Jakarta, Day 10: Going Local on a Moped

moped

Kiki the Chinese language teacher / moped daredevil

“Are you scared?” Kiki asked me. A few minutes before, she had put on a hoodie, gloves, and thick thigh-high socks under her shorts, even though it was another searing hot day in Jakarta. On top of all this, she strapped on a helmet and a cloth face mask. This morning I had prepared for a visit to a Chinese school. I hadn’t imagined that I might end up cruising through Jakarta on a moped. So I had no helmet. And my skirt wasn’t exactly moped-friendly attire.

Now I was seated behind a five-foot-tall Chinese language teacher and accelerating down the street, gripping my seat with both hands and praying at each turn that I wouldn’t fall off. Cars and motorcycles surrounded us, all moving at different speeds. Some weaved through the traffic, some honked as they passed by. Every time we rode over a speed bump, I worried I’d lose my balance and crack my head open on the asphalt.

“Yes, I’m a little bit scared!” I shouted back to Kiki over the drone of the engine.

Let me explain a thing or two about Jakarta’s traffic. It’s unrelenting, unpredictable, and it dictates your day. It is so bad that you can really only get to two — or if you’re a masochist, three — different places in the city in the same day. (I learned this the hard way last week, when I made appointments — very reasonably, I thought — for 10am, 1pm, and 5pm. I ended up canceling the 1pm.) This is because the roads are usually clogged. Even at 6:30am, the highway by my apartment building is congested, the cars at a crawl. This lasts for the next 14 hours.
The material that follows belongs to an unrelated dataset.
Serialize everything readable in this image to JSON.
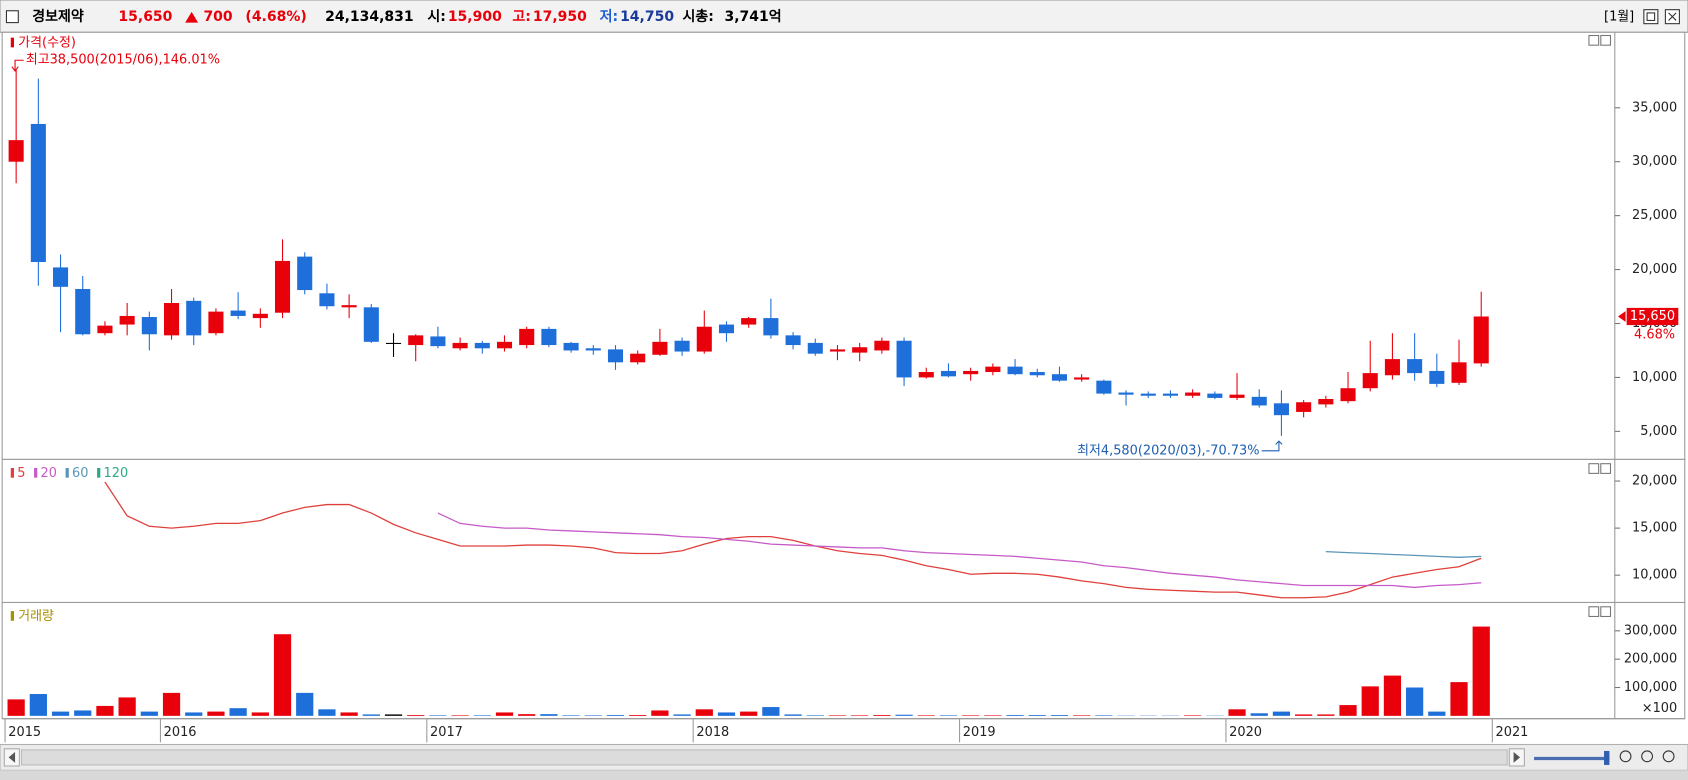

Jakarta, traffic, Indonesia

Or A/C in a car stuck in traffic

motorcycles, mopeds, jakarta, indonesia

Speed on a motorcycle? Photo from Flickr member tbSMITH

The only escape? Stay home. Or ride a motorcycle/moped. Two-wheeled vehicles squeeze between cars and maneuver through slow traffic any way they can. Swarms of mopeds and motorcycles are the only things that move with any speed during rush hour.

Back to Kiki’s moped. “You have to trust me,” Kiki yelled into the air. A truck belching black smoke was lumbering slowly in front of us, taking up part of the next lane. Kiki cut to the right and sped up; we started to pass the truck. I looked at the other motorists and discovered that no one else bothered to hold on with their hands. Indonesians must have strong core muscles. A family of four, sandwiched together on the back of a motorcycle, scooted past.

“I trust you,” I said. “It’s the other people I don’t trust.”

The last time I remember being on a moped, I was maybe six years old and living in Taiwan. A young man who worked for my parents gave me a ride on his scooter. I thought it was fun.

This time, I hold on tight and take a few deep breaths. Soon, I relax and start to enjoy the ride. The breeze cools me off, and I get a new close-up of the city without a car as a buffer zone. Since I arrived in Jakarta I’ve been getting around mostly by taxi; a 20-minute ride costs about $3. But this is a luxury that most Indonesians can’t afford. Despite the skyscrapers and glitzy malls in Jakarta, wages here are actually pretty low; $500 per month is typical pay for a white collar job. So on the roads, you’ll see many of Jakarta’s residents on motorcycles and mopeds; they’re exposed to the elements and in a bit of danger, but when it comes to traffic, they’re also more free than the wealthy people trapped inside their SUVs.